Independent Market Monitor Joe Bowring, who had to leave the meeting before the presentations, weighed in on the issue, saying simply, “You should not buy more capacity than you need. You should not sell it back for less than the price paid for it. It’s bad for customers.”

While the proposals addressed only the upcoming auction, Whitehead said he would be drafting a problem statement to study the issue on a long-term basis.

Special Session Planned on Fuel-cost Policy Development

The MIC will hold a special session July 27 to further detail PJM’s requirements for developing fuel-cost policies.

In June, FERC ruled that PJM “lacks provisions for sufficient review of cost-based offers and could permit a resource to submit inaccurate cost-based offers.”

It ordered PJM to add to its Tariff and Operating Agreement a requirement that generators submit fuel-cost policies that are approved by the RTO prior to submission of cost-based offers, including a penalty structure for those that file inaccurate information (ER16-372).

PJM is required to make a compliance filing in the docket by Aug. 16. (See “Members Delay Endorsement of Manual 15 Changes Regarding Definitions, Fuel Cost Policy,” PJM Market Implementation Committee Briefs.)

“We want to improve the process so that from a compliance perspective, PJM does not feel as exposed as we do today, given the way the process currently operates,” said Stu Bresler, senior vice president of market operations.

Participants prodded PJM to move more quickly and be more definitive with its rulemaking process.

Lieberman expressed concern over being forced to draft policies in compliance with manual changes that are only in draft form and not yet approved.

He explained after the meeting that, with approval targeted for mid-October and implementation likely in December, the timeline creates a “narrow” window to make and get approval for any necessary policy-submission changes prior to the compliance deadline. FERC’s order for a PJM compliance filing on the issue further complicates the situation, he said, because the commission’s ruling on that could come as late as mid-October and may require further filings from PJM.

“A member faces a lot of uncertainty prior to the start of winter and not a lot of time for resolution,” he said.

Bresler acknowledged that the timeframe is “compressed.”
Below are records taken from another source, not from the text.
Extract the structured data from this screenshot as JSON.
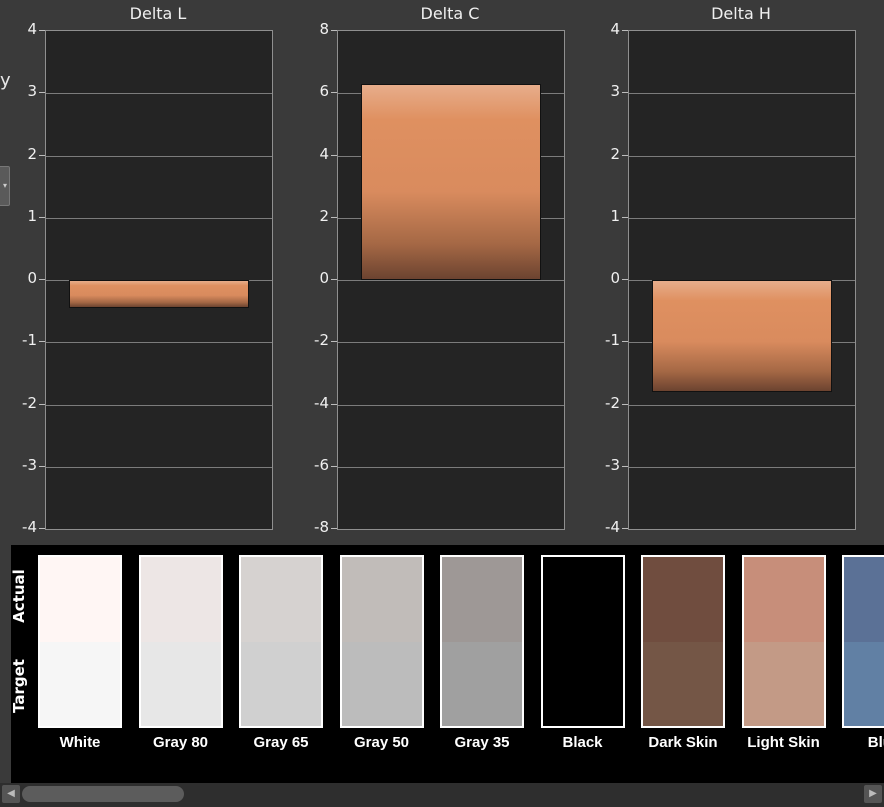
{
  "left_edge": {
    "partial_text": "y"
  },
  "charts": [
    {
      "title": "Delta L",
      "ticks": [
        "4",
        "3",
        "2",
        "1",
        "0",
        "-1",
        "-2",
        "-3",
        "-4"
      ],
      "value": -0.45,
      "ylim": [
        -4,
        4
      ]
    },
    {
      "title": "Delta C",
      "ticks": [
        "8",
        "6",
        "4",
        "2",
        "0",
        "-2",
        "-4",
        "-6",
        "-8"
      ],
      "value": 6.3,
      "ylim": [
        -8,
        8
      ]
    },
    {
      "title": "Delta H",
      "ticks": [
        "4",
        "3",
        "2",
        "1",
        "0",
        "-1",
        "-2",
        "-3",
        "-4"
      ],
      "value": -1.8,
      "ylim": [
        -4,
        4
      ]
    }
  ],
  "chart_data": [
    {
      "type": "bar",
      "title": "Delta L",
      "categories": [
        "Delta L"
      ],
      "values": [
        -0.45
      ],
      "ylim": [
        -4,
        4
      ],
      "grid": true
    },
    {
      "type": "bar",
      "title": "Delta C",
      "categories": [
        "Delta C"
      ],
      "values": [
        6.3
      ],
      "ylim": [
        -8,
        8
      ],
      "grid": true
    },
    {
      "type": "bar",
      "title": "Delta H",
      "categories": [
        "Delta H"
      ],
      "values": [
        -1.8
      ],
      "ylim": [
        -4,
        4
      ],
      "grid": true
    }
  ],
  "swatches": {
    "actual_label": "Actual",
    "target_label": "Target",
    "items": [
      {
        "name": "White",
        "actual": "#fff6f4",
        "target": "#f6f6f6"
      },
      {
        "name": "Gray 80",
        "actual": "#ede6e5",
        "target": "#e7e7e7"
      },
      {
        "name": "Gray 65",
        "actual": "#d6d2d0",
        "target": "#d0d0d0"
      },
      {
        "name": "Gray 50",
        "actual": "#c1bcb9",
        "target": "#bcbcbc"
      },
      {
        "name": "Gray 35",
        "actual": "#9e9896",
        "target": "#a0a0a0"
      },
      {
        "name": "Black",
        "actual": "#000000",
        "target": "#000000"
      },
      {
        "name": "Dark Skin",
        "actual": "#704d3f",
        "target": "#745646"
      },
      {
        "name": "Light Skin",
        "actual": "#c78e7a",
        "target": "#c39a86"
      },
      {
        "name": "Blue",
        "actual": "#5b7196",
        "target": "#6180a4"
      }
    ]
  },
  "scrollbar": {
    "left_arrow": "◀",
    "right_arrow": "▶"
  }
}
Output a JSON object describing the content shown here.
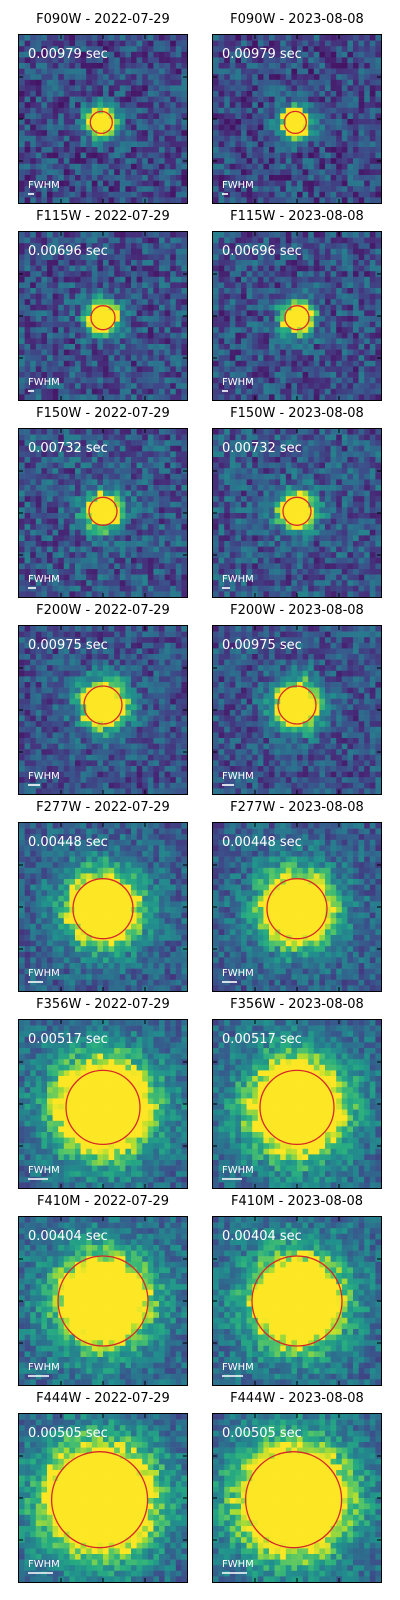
{
  "circle_color": "#d62728",
  "text_color": "#ffffff",
  "colormap": "viridis",
  "scalebar_label": "FWHM",
  "panels": [
    [
      {
        "title": "F090W - 2022-07-29",
        "exposure": "0.00979 sec"
      },
      {
        "title": "F090W - 2023-08-08",
        "exposure": "0.00979 sec"
      }
    ],
    [
      {
        "title": "F115W - 2022-07-29",
        "exposure": "0.00696 sec"
      },
      {
        "title": "F115W - 2023-08-08",
        "exposure": "0.00696 sec"
      }
    ],
    [
      {
        "title": "F150W - 2022-07-29",
        "exposure": "0.00732 sec"
      },
      {
        "title": "F150W - 2023-08-08",
        "exposure": "0.00732 sec"
      }
    ],
    [
      {
        "title": "F200W - 2022-07-29",
        "exposure": "0.00975 sec"
      },
      {
        "title": "F200W - 2023-08-08",
        "exposure": "0.00975 sec"
      }
    ],
    [
      {
        "title": "F277W - 2022-07-29",
        "exposure": "0.00448 sec"
      },
      {
        "title": "F277W - 2023-08-08",
        "exposure": "0.00448 sec"
      }
    ],
    [
      {
        "title": "F356W - 2022-07-29",
        "exposure": "0.00517 sec"
      },
      {
        "title": "F356W - 2023-08-08",
        "exposure": "0.00517 sec"
      }
    ],
    [
      {
        "title": "F410M - 2022-07-29",
        "exposure": "0.00404 sec"
      },
      {
        "title": "F410M - 2023-08-08",
        "exposure": "0.00404 sec"
      }
    ],
    [
      {
        "title": "F444W - 2022-07-29",
        "exposure": "0.00505 sec"
      },
      {
        "title": "F444W - 2023-08-08",
        "exposure": "0.00505 sec"
      }
    ]
  ]
}
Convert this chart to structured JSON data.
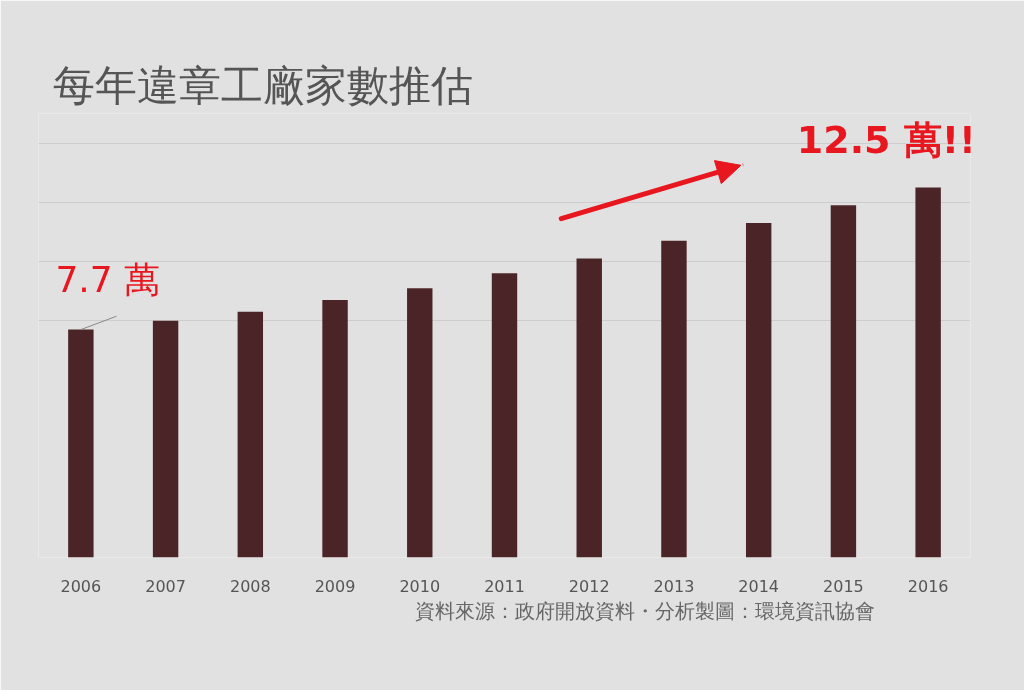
{
  "chart_data": {
    "type": "bar",
    "title": "每年違章工廠家數推估",
    "categories": [
      "2006",
      "2007",
      "2008",
      "2009",
      "2010",
      "2011",
      "2012",
      "2013",
      "2014",
      "2015",
      "2016"
    ],
    "values": [
      7.7,
      8.0,
      8.3,
      8.7,
      9.1,
      9.6,
      10.1,
      10.7,
      11.3,
      11.9,
      12.5
    ],
    "color": "#4b2427",
    "value_labels": [
      "7.7 萬",
      null,
      null,
      null,
      null,
      null,
      null,
      null,
      null,
      null,
      "12.5 萬!!"
    ],
    "ylim": [
      0,
      15
    ],
    "yticks": [
      {
        "value": 8,
        "label": null
      },
      {
        "value": 10,
        "label": null
      },
      {
        "value": 12,
        "label": null
      },
      {
        "value": 14,
        "label": null
      }
    ],
    "grid": "y",
    "tick_labels": "x",
    "annotations": [
      "資料來源：政府開放資料・分析製圖：環境資訊協會"
    ]
  }
}
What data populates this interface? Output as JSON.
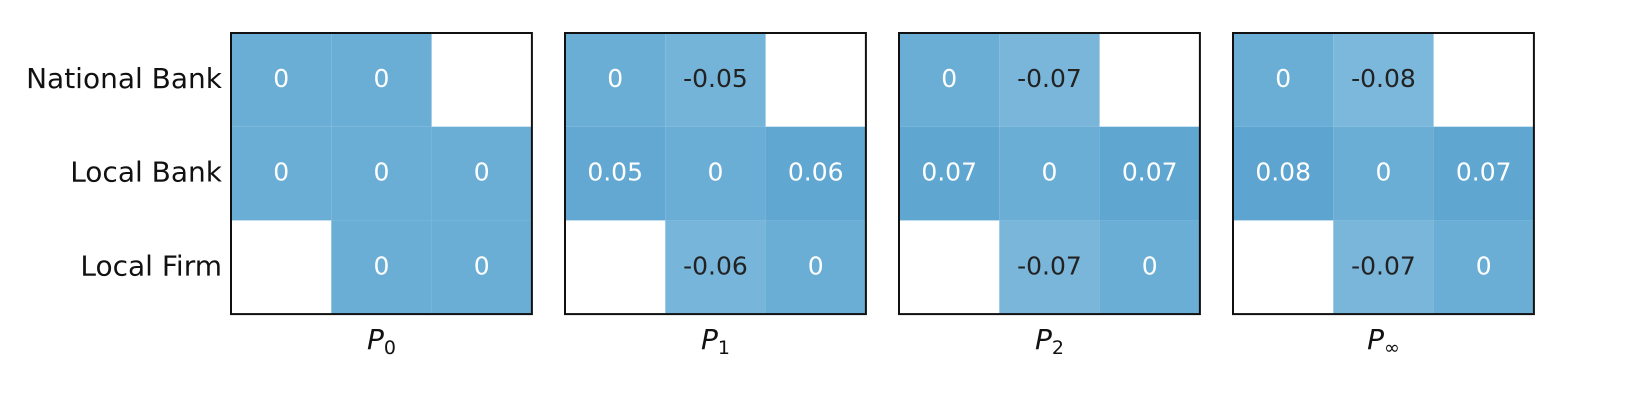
{
  "chart_data": [
    {
      "type": "heatmap",
      "categories": [
        "National Bank",
        "Local Bank",
        "Local Firm"
      ],
      "xlabel": [
        "P",
        "0"
      ],
      "values": [
        [
          0,
          0,
          null
        ],
        [
          0,
          0,
          0
        ],
        [
          null,
          0,
          0
        ]
      ],
      "cmap": [
        "#80badc",
        "#6aaed6",
        "#5aa2cf"
      ],
      "clim": [
        -0.1,
        0.1
      ]
    },
    {
      "type": "heatmap",
      "xlabel": [
        "P",
        "1"
      ],
      "values": [
        [
          0,
          -0.05,
          null
        ],
        [
          0.05,
          0,
          0.06
        ],
        [
          null,
          -0.06,
          0
        ]
      ],
      "cmap": [
        "#80badc",
        "#6aaed6",
        "#5aa2cf"
      ],
      "clim": [
        -0.1,
        0.1
      ]
    },
    {
      "type": "heatmap",
      "xlabel": [
        "P",
        "2"
      ],
      "values": [
        [
          0,
          -0.07,
          null
        ],
        [
          0.07,
          0,
          0.07
        ],
        [
          null,
          -0.07,
          0
        ]
      ],
      "cmap": [
        "#80badc",
        "#6aaed6",
        "#5aa2cf"
      ],
      "clim": [
        -0.1,
        0.1
      ]
    },
    {
      "type": "heatmap",
      "xlabel": [
        "P",
        "∞"
      ],
      "values": [
        [
          0,
          -0.08,
          null
        ],
        [
          0.08,
          0,
          0.07
        ],
        [
          null,
          -0.07,
          0
        ]
      ],
      "cmap": [
        "#80badc",
        "#6aaed6",
        "#5aa2cf"
      ],
      "clim": [
        -0.1,
        0.1
      ]
    }
  ]
}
Carl Johnson, who represents the PJM Public Power Coalition, pressed for adding clarity on the process to the Tariff, including expected review periods and potential remedies for unapproved submissions. He said his members want to know “what it is they need to supply to PJM and be sure that once they’ve done that, they’re going to get an approved policy.”

Bresler acknowledged the comments and reminded participants that they need to retain enough documentation to validate the input to the cost-based offer they submit. He confirmed that once a policy is approved and a cost-based offer submitted, if additional market-power issues arise, they will go before FERC.

Bowring said his staff has developed a policy template for every fuel type. He said his interest is market-power mitigation. PJM ultimately approves or rejects the policies, and the Monitor reviews them beforehand to determine if they are consistent with not exercising market power, he noted.